### Topic Models:

Topic Modeling is an unsupervised approach to analyze the distribution of words across a set of documents in a corpus and to use the word distribution, and the co-occurrence of words across documents, to identify patterns (clusters) of words. These clusters are typically referred to as topics.  Each topic is defined over the distribution of the keywords (tokens) in the lexicon, e.g., a topic labeled “financial fraud” may include keywords such as “financial wrongdoing”, “theft”, “financial mismanagement”, “misleading lending practices”, etc. A weight is typically associated with each keyword in the topic. 
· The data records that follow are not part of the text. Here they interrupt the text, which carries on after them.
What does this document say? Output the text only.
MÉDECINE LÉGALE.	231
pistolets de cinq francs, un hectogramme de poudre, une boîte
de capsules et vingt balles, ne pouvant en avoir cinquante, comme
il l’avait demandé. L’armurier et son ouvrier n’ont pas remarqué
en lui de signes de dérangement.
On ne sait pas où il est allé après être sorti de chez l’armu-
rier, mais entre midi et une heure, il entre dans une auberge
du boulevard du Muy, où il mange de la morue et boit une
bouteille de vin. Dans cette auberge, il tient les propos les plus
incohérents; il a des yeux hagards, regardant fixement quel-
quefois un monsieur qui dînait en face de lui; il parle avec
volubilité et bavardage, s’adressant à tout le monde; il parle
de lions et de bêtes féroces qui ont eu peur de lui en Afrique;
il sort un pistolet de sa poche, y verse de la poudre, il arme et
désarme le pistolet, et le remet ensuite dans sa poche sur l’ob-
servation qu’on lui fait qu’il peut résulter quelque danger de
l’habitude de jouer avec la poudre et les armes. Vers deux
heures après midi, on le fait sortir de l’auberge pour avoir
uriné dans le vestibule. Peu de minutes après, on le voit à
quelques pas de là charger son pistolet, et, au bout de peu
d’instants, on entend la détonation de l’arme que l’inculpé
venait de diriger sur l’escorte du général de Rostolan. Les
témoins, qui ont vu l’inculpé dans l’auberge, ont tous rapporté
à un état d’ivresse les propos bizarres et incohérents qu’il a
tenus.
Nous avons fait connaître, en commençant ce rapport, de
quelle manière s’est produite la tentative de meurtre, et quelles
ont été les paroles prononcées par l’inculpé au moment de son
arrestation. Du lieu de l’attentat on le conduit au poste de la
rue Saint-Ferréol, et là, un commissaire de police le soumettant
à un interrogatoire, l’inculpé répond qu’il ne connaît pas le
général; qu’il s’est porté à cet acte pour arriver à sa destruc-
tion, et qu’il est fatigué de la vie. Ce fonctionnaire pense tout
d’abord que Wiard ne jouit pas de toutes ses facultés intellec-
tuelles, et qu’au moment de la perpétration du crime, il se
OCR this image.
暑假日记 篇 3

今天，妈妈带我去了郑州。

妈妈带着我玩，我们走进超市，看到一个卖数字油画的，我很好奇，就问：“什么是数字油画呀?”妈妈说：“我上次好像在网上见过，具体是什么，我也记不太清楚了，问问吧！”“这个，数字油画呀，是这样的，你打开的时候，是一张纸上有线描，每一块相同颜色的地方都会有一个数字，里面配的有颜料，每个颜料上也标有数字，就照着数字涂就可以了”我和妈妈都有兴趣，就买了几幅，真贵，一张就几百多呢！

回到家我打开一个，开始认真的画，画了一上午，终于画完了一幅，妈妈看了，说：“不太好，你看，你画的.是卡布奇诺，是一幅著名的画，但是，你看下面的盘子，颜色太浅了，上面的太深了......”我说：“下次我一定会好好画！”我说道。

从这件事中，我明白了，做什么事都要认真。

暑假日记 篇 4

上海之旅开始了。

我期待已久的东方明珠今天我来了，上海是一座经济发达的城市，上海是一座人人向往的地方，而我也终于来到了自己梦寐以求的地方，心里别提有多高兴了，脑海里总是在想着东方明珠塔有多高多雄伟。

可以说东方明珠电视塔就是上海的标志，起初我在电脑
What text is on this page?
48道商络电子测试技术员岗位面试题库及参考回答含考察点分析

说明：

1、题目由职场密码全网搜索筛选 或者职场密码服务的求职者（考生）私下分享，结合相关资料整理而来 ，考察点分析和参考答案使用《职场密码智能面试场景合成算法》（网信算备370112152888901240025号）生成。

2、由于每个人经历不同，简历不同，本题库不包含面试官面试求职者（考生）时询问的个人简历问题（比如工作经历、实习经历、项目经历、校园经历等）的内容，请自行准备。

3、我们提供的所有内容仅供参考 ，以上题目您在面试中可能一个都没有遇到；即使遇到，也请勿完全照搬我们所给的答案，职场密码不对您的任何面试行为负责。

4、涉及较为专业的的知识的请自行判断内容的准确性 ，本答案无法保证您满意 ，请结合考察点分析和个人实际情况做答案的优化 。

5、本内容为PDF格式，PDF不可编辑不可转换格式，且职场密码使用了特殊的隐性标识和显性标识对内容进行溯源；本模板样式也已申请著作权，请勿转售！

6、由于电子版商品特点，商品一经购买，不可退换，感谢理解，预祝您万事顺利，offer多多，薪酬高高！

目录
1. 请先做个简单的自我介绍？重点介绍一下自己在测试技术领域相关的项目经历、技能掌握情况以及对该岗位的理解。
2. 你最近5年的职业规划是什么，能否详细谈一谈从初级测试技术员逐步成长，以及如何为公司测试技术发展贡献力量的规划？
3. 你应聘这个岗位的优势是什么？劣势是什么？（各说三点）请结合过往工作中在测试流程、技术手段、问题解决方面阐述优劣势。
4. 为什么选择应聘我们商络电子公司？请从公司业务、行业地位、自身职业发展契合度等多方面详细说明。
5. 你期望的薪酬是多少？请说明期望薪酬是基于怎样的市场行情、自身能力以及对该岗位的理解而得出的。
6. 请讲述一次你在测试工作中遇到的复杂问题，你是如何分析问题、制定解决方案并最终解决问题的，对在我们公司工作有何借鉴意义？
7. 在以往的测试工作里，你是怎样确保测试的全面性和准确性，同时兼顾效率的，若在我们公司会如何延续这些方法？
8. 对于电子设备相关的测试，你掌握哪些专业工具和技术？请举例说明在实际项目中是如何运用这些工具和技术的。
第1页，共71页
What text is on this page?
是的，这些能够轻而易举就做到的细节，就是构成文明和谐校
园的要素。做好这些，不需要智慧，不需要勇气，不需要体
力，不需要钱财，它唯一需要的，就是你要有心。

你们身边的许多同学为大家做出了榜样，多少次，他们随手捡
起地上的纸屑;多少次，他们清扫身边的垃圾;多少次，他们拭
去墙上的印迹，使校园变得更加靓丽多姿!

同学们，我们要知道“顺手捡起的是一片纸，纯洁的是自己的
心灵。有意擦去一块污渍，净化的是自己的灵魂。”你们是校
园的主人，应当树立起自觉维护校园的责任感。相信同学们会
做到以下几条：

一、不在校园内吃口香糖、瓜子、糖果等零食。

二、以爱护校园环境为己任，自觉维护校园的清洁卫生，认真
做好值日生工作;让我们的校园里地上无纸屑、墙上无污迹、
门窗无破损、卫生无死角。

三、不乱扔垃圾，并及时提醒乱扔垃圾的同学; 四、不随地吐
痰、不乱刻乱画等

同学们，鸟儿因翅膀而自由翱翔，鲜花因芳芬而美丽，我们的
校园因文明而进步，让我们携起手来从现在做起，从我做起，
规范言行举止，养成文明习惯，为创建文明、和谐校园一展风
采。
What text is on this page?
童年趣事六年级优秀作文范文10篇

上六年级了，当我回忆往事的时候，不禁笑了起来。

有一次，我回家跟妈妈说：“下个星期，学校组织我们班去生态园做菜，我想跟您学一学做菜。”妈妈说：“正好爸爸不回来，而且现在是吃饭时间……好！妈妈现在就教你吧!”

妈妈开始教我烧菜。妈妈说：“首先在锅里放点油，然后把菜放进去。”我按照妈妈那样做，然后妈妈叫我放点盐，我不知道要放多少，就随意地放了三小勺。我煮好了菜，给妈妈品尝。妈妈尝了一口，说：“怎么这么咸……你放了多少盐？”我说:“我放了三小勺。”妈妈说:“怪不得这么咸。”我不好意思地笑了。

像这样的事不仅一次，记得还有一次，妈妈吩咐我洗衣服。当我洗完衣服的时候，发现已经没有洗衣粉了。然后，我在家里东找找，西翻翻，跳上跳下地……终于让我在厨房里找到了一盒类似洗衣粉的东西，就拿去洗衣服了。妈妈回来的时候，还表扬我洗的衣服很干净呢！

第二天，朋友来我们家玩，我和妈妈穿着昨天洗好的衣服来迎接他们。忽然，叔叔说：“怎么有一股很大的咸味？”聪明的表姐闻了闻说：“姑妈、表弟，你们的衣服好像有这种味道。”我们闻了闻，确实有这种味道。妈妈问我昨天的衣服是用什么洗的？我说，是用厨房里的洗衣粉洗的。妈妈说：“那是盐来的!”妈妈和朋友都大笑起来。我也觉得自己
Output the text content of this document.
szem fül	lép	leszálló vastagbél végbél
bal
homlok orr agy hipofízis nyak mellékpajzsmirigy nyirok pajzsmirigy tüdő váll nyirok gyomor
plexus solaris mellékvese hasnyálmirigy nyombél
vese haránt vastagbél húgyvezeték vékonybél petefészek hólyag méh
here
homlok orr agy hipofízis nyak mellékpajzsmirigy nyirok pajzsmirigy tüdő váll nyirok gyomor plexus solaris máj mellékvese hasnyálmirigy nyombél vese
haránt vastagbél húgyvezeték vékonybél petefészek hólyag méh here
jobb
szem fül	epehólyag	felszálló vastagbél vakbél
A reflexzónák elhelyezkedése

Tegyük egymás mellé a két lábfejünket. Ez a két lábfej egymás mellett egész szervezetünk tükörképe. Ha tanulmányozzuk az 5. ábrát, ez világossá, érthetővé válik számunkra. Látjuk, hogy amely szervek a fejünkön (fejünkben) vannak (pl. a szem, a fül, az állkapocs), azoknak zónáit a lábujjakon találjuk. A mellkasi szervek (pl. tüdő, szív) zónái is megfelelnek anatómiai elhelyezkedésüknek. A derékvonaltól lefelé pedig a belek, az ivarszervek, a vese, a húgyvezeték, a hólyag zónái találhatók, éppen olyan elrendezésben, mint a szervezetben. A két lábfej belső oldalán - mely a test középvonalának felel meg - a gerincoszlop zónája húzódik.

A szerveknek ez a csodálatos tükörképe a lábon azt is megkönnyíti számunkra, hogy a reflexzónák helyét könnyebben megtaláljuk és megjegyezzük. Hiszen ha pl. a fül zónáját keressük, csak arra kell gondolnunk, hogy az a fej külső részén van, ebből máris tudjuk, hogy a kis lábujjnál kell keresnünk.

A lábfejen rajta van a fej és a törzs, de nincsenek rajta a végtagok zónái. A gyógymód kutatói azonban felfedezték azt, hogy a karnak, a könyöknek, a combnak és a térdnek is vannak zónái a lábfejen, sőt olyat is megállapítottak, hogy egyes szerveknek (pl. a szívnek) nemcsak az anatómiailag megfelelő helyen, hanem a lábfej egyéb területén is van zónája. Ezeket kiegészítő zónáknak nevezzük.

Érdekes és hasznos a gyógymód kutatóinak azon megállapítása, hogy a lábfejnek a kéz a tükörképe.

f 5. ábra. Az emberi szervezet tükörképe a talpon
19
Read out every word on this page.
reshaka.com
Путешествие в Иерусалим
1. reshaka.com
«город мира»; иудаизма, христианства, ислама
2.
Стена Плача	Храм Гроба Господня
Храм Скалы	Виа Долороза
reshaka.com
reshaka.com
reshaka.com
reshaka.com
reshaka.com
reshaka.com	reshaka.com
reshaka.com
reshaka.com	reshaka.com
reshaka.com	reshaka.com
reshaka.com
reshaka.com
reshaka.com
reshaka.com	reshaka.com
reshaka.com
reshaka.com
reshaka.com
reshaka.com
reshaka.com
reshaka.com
After the topics are identified, each document in the corpus is labeled as a mix of topics, e.g., document X may be a mix of two topics: “financial fraud” and “private equity investment”. A weight for the topic mix for each topic in the document may also be available. Topic modeling is unsupervised, similar to say clustering, and there is usually no labeled training data. The (unsupervised) training can make use of several parameters including the maximum count of topics. The user has to examine the keywords and manually label the topic.

#### Software:
Latent Topic Modeling based on the Dirichlet Allocation (LDA_bleiref, LDAexample) has been very successful and there have been many variants including some supervised approaches and extensions to accommodate topics evolving over time.  The Gensim package is widely used for topic modeling.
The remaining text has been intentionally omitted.